ただし、本人は目の前に意識が集中しやすい為、落ち着いた状況で無い限り、聞き落してしまうことが多い。
【名前】宮内 累(くない るい)
【年齢】18歳
【出身】宝崎市
【固有武器】ステッキ
【固有魔法】逃げ足
【容姿イメージ】↓
【挿絵表示】
宝崎市に住む、いろはと同郷の魔法少女。いろは、前述の葉菜とは同じチームを組んでいて、リーダーを務めている。
相性は累さん。
性格は超テキトーの自堕落な性格で、真面目ないろは・葉菜とは対極にある。
どのくらいテキトーかと言うと、約束をすっぽかしてパチンコやゲームセンターに行ってたり、寝坊して待ち時間に遅刻するなど当たり前。
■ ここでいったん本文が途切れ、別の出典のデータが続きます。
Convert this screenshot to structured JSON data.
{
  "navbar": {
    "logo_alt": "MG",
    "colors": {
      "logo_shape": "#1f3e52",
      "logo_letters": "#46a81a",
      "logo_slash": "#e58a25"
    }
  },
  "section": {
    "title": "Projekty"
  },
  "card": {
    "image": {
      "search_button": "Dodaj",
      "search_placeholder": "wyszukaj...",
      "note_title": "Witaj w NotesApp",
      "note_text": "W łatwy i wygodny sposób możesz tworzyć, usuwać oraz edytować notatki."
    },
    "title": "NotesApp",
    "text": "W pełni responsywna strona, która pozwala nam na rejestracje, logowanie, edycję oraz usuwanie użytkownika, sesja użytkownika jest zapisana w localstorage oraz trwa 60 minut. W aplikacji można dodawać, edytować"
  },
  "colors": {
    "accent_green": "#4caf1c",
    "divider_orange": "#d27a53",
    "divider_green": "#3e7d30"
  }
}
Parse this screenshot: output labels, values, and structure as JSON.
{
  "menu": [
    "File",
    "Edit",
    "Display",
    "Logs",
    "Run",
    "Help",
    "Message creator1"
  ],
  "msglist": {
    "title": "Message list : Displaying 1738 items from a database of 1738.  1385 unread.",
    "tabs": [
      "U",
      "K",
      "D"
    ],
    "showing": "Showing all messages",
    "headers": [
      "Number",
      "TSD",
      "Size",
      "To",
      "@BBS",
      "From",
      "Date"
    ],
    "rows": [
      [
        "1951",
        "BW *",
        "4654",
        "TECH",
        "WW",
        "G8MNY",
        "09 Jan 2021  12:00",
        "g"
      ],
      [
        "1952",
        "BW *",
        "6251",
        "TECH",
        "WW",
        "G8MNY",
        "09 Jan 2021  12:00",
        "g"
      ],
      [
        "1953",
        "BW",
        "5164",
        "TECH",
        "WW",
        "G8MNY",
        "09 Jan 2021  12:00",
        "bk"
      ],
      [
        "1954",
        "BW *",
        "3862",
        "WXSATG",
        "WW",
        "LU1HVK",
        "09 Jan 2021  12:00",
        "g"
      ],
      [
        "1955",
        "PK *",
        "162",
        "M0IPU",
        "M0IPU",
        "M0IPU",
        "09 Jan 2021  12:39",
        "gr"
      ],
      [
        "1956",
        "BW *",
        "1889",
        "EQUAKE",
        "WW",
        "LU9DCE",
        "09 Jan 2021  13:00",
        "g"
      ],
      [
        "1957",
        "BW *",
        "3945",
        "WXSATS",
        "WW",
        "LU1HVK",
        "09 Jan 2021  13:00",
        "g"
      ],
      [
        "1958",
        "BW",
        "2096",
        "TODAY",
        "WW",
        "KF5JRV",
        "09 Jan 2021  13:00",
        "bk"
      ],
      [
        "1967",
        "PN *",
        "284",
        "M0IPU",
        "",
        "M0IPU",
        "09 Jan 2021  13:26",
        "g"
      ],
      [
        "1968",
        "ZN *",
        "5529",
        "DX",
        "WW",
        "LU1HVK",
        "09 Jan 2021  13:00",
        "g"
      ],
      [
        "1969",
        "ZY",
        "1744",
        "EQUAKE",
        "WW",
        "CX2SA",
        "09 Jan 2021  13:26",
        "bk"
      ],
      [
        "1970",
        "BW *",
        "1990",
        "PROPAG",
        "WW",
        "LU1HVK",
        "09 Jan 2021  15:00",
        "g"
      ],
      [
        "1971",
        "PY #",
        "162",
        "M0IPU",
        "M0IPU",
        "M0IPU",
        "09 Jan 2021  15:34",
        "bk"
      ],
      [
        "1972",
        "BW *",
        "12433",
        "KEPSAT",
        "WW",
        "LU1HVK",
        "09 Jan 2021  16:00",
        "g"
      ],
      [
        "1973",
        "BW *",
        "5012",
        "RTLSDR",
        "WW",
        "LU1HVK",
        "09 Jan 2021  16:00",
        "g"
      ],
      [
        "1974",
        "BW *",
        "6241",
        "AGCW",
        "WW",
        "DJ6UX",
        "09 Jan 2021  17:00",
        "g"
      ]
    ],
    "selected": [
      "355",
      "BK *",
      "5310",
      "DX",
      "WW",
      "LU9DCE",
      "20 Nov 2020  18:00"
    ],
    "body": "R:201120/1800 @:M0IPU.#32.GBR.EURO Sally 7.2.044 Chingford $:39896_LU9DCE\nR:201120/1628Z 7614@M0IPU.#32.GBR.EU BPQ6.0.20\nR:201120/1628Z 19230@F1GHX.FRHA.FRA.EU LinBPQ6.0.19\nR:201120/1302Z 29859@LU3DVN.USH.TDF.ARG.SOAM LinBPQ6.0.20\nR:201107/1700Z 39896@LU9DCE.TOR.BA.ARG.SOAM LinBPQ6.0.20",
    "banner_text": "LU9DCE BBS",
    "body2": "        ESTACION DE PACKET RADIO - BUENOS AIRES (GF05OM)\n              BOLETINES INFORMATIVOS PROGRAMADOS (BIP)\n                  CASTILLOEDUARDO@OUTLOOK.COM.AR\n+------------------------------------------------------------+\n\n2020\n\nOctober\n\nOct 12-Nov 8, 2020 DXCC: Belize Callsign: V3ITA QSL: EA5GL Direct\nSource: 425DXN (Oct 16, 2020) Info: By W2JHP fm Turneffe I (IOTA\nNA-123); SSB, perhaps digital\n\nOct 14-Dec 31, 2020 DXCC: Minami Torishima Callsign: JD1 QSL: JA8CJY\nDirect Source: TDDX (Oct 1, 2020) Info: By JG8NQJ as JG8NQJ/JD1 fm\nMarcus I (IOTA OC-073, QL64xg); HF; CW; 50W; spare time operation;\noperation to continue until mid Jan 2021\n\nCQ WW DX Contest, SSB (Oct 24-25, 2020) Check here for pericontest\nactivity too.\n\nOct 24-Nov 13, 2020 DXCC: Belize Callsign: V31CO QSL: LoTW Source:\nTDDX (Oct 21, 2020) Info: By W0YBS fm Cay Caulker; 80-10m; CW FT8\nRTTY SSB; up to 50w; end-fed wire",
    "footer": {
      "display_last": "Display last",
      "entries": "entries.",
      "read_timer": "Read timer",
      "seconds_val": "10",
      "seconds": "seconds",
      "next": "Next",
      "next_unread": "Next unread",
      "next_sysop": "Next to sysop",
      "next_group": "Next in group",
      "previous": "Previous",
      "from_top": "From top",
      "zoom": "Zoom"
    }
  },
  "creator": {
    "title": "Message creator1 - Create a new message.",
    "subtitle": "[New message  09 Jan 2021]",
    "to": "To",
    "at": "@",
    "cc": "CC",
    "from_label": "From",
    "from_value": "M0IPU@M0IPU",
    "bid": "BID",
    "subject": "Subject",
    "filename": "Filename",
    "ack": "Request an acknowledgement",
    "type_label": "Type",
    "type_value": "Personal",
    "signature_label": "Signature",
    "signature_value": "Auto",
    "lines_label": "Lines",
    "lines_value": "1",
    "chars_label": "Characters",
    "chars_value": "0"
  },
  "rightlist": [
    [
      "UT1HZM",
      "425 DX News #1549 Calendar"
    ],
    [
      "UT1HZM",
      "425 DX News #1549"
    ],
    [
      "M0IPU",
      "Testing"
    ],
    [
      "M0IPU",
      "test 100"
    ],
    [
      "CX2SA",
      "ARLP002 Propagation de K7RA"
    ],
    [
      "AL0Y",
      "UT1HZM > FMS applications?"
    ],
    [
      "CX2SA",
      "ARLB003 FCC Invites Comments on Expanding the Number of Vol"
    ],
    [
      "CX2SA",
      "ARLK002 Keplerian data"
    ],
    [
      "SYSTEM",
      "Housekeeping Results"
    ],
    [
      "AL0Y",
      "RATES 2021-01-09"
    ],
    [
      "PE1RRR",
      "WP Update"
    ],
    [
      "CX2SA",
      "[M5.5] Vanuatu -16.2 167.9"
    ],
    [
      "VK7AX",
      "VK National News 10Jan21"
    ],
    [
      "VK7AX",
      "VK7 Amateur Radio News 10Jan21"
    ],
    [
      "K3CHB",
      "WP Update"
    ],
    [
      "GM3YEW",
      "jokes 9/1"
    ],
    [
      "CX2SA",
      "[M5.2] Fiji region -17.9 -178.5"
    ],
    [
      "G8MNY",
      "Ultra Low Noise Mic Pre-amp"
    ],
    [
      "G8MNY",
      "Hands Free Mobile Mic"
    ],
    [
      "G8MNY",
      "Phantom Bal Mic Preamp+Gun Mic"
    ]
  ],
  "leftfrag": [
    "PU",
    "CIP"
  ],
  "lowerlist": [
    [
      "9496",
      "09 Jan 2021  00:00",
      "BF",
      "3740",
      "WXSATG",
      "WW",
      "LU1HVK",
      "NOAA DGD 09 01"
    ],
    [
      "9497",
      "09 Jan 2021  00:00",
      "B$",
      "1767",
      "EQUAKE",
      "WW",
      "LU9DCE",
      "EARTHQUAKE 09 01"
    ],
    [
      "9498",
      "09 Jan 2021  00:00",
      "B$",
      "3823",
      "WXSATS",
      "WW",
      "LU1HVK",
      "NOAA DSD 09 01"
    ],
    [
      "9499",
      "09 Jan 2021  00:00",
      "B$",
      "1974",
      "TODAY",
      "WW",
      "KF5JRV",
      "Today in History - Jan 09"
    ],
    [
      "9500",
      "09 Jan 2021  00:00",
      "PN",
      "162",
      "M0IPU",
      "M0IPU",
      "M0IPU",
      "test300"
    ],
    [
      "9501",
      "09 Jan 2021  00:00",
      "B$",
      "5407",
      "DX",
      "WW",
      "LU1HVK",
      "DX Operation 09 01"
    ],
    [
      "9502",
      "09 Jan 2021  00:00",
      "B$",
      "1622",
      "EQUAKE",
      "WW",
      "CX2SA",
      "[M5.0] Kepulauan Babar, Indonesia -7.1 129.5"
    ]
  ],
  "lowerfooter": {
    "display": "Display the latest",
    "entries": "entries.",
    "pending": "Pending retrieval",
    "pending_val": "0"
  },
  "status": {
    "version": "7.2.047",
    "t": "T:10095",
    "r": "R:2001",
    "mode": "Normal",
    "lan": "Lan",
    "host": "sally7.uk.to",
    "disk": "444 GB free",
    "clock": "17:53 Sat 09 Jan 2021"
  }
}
命の危険が伴う魔女結界内でも、緊張感や切迫感は愚か、リーダーとして仲間の命を預かる責任感さえ微塵も抱かず、寧ろ遊び惚けていることが多い。(しかも作戦指揮は専ら葉菜に押し付けている)
自堕落振りも相当で、未成年なのに平気で飲酒と喫煙を嗜み、秘密基地内で酔い潰れて二日酔いを理由に学校をサボることもしばしば。
勉強も出来ない(且つ通ってる高校は市内でも有名な不良校)為、テスト前は中学生のいろはと葉菜に教えてもらって、ギリギリ赤点を免れるという情けなさも露呈している。
しかし、どんな大事でも笑って許してしまう器の大きさと、人の長所を見る目は確かに有り、その二点こそがリーダーを張れる理由である。
固有魔法の【逃げ足】は、本文中でも記述した通り、魔法少女に変身した累が、相手を見て「勝てない」「負ける」と思うと、自動的に発動する。
そのスピードは、獲物を見つけたチーターも真っ青になるレベル、らしい。
なお、逃走中に、「勝てる」と思うと自動的に解除される。